Tonneman asintió con la cabeza, apurado por la larga explicación del alcalde, impaciente por reunirse con Jamie junto al cadáver. Se alejó poco a poco. Sin embargo, resultaba imposible detener al alcalde Hicks cuando empezaba a hablar. Caminó detrás de Tonneman cojeando para explicarle los detalles del proyecto:
—El agua será bombeada al pantano desde un manantial o manantiales que se excavarán aquí, en el Collect, gracias a esa máquina de vapor. Será canalizada a través de unos tubos que llegarán a la ciudad la próxima primavera. Las prospecciones estarán paradas hasta entonces.
Jamie se hallaba de pie junto al cadáver decapitado, completamente absorto. Tonneman rodeó el cadáver, impresionado a pesar de haber visto y diseccionado muchos. Aun sabiendo que se trataba de una cáscara sin vida, un cadáver representaba para Tonneman la persona que había sido, y en consecuencia sentía un profundo respeto hacia ese ser y la vida que había sido segada.
Los dos médicos se conocían desde hacía siete años. Eran más que amigos, casi como hermanos. Adivinaban automáticamente los pensamientos del otro. Sin necesidad de intercambiar ninguna palabra, ambos se arrodillaron al lado del cadáver.
—Mujer —observó Jamie.
—¿Seguro, Jamie? —preguntó Tonneman en broma, aunque no sonrió.
—¿Cómo murió? —inquirió, impaciente, el alcalde.
—Fácil —intervino Quintín—; perdió la cabeza.
El grupo de negros prorrumpió en carcajadas.
Jamie hizo una mueca de desaprobación.
—Basta ya —reprendió una mujer delgada con acento indiano—. Tened más respeto. —Se echó el chal alrededor de los hombros y saludó al alcalde y los dos médicos con una reverencia—. Soy Kate Schrader, señores. Yo hallé la cabeza.
—Soy Robert —se presentó un hombre negro no muy alto—. Yo encontré el cuerpo.
Los africanos rieron disimuladamente.
—Callad —ordenó el alguacil.
La víctima era de complexión pequeña, aunque tenía las extremidades largas. Llevaba un vestido de batista corto de rayas verdes, rojas y amarillas; a través de las rasgaduras se veían las enaguas acolchadas y un par de botas negras nuevas. Todo estaba salpicado de sangre y lleno del barro de la fosa.
Jamison acercó la cara al cuerpo para olerlo.
—¿Qué es este olor? ¿Brea?
—Soy yo, señor —dijo Quintín—. Trabajo haciendo brea.
Jamie apretó los labios. Ordenó al negro que se marchara. Quintín inclinó la cabeza sumisamente antes de alejarse.
Jamison se dispuso a levantar los distintos dobladillos del atuendo del cadáver, pero estaban rígidos por el hielo.
—¿Joven?
—Supongo. ¿No llevaba abrigo?
Tonneman levantó la rígida mano blanca y le quitó la nieve. Tenía las uñas rotas y azules.

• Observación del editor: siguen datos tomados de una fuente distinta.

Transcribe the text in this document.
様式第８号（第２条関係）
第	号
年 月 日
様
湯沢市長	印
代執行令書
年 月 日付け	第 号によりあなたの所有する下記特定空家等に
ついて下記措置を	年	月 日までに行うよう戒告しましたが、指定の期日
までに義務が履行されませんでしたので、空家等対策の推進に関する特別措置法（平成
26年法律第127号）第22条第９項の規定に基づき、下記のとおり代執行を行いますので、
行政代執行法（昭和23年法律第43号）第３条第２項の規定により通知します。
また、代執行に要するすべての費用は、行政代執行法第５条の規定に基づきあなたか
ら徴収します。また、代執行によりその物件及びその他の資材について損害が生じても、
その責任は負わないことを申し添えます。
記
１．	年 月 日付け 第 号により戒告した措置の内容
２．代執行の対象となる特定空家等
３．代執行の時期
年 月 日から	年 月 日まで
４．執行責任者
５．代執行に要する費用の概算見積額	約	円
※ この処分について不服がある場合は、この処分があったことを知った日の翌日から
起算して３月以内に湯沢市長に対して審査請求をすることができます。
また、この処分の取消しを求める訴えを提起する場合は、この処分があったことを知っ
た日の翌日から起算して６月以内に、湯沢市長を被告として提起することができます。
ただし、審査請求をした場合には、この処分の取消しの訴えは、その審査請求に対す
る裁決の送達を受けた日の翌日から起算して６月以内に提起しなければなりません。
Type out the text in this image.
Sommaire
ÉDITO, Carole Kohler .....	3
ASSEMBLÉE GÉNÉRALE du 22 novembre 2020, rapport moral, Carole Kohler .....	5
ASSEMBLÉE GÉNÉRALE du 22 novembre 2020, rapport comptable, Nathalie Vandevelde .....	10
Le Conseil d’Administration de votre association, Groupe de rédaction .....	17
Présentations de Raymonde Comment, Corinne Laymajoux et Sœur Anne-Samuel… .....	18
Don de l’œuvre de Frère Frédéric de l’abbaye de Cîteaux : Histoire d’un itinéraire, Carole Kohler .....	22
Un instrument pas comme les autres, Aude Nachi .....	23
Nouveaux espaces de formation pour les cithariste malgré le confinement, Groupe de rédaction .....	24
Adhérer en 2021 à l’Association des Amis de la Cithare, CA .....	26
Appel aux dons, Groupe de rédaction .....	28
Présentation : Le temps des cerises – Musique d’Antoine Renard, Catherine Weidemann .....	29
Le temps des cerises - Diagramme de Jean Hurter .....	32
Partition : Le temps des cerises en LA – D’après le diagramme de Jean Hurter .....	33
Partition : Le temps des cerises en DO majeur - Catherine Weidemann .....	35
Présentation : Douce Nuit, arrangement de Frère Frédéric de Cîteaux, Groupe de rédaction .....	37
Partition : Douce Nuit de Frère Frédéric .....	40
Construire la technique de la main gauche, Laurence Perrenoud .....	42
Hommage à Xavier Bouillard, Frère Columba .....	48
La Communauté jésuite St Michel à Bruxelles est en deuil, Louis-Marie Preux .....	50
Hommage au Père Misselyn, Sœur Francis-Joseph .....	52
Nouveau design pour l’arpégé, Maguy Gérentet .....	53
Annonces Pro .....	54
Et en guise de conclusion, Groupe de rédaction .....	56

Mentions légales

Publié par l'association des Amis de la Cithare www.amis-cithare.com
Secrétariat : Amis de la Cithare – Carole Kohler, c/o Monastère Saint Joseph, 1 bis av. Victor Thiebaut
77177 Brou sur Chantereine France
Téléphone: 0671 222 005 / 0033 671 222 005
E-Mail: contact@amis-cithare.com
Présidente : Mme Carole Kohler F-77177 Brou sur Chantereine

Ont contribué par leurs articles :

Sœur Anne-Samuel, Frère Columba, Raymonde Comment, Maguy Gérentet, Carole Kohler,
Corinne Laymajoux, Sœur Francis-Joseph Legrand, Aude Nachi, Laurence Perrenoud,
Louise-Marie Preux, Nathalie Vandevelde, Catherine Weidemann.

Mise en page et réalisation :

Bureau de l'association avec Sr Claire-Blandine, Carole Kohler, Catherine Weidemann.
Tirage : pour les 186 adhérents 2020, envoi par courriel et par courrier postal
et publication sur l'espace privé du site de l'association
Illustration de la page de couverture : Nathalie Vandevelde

El alguacil avanzó unos pasos.
—No; no llevaba abrigo.
Tonneman asintió con la cabeza.
—Está tan rígido que resulta imposible determinar cuánto tiempo lleva aquí. Ah, mira esto —indicó a Jamie.
En la blanca piel de la mano aparecía una cicatriz roja que llegaba hasta el pulgar.

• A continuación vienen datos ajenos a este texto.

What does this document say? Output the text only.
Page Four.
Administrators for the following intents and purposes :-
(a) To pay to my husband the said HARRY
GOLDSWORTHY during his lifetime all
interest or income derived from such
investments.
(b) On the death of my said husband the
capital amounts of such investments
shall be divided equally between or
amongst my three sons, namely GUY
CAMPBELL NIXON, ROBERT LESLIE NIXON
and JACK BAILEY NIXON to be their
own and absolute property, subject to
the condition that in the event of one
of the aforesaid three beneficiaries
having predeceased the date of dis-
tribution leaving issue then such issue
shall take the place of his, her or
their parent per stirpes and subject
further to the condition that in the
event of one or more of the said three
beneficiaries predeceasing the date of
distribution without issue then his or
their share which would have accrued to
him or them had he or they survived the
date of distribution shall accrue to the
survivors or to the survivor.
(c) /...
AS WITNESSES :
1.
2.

—Producida hace poco —apuntó Jamison.
—¡Oh! —exclamó alguien.
Tonneman tomó una mano y la colocó delicadamente sobre el pecho de la mujer. Trató de hacer lo mismo con la otra, pero estaba demasiado rígida. Consciente de que tenía las piernas entumecidas de frío, se puso en pie. Tenía las botas y los calzones cubiertos de lodo y nieve.
El negro que acababa de lanzar la exclamación repitió:
—¡Oh!
Emergió de la ciénaga tan rápido como el lodazal helado le permitió. A medida que se aproximaba, Tonneman se fijó en que sostenía algo negro en la mano. El hombre se acercó corriendo, sin aliento.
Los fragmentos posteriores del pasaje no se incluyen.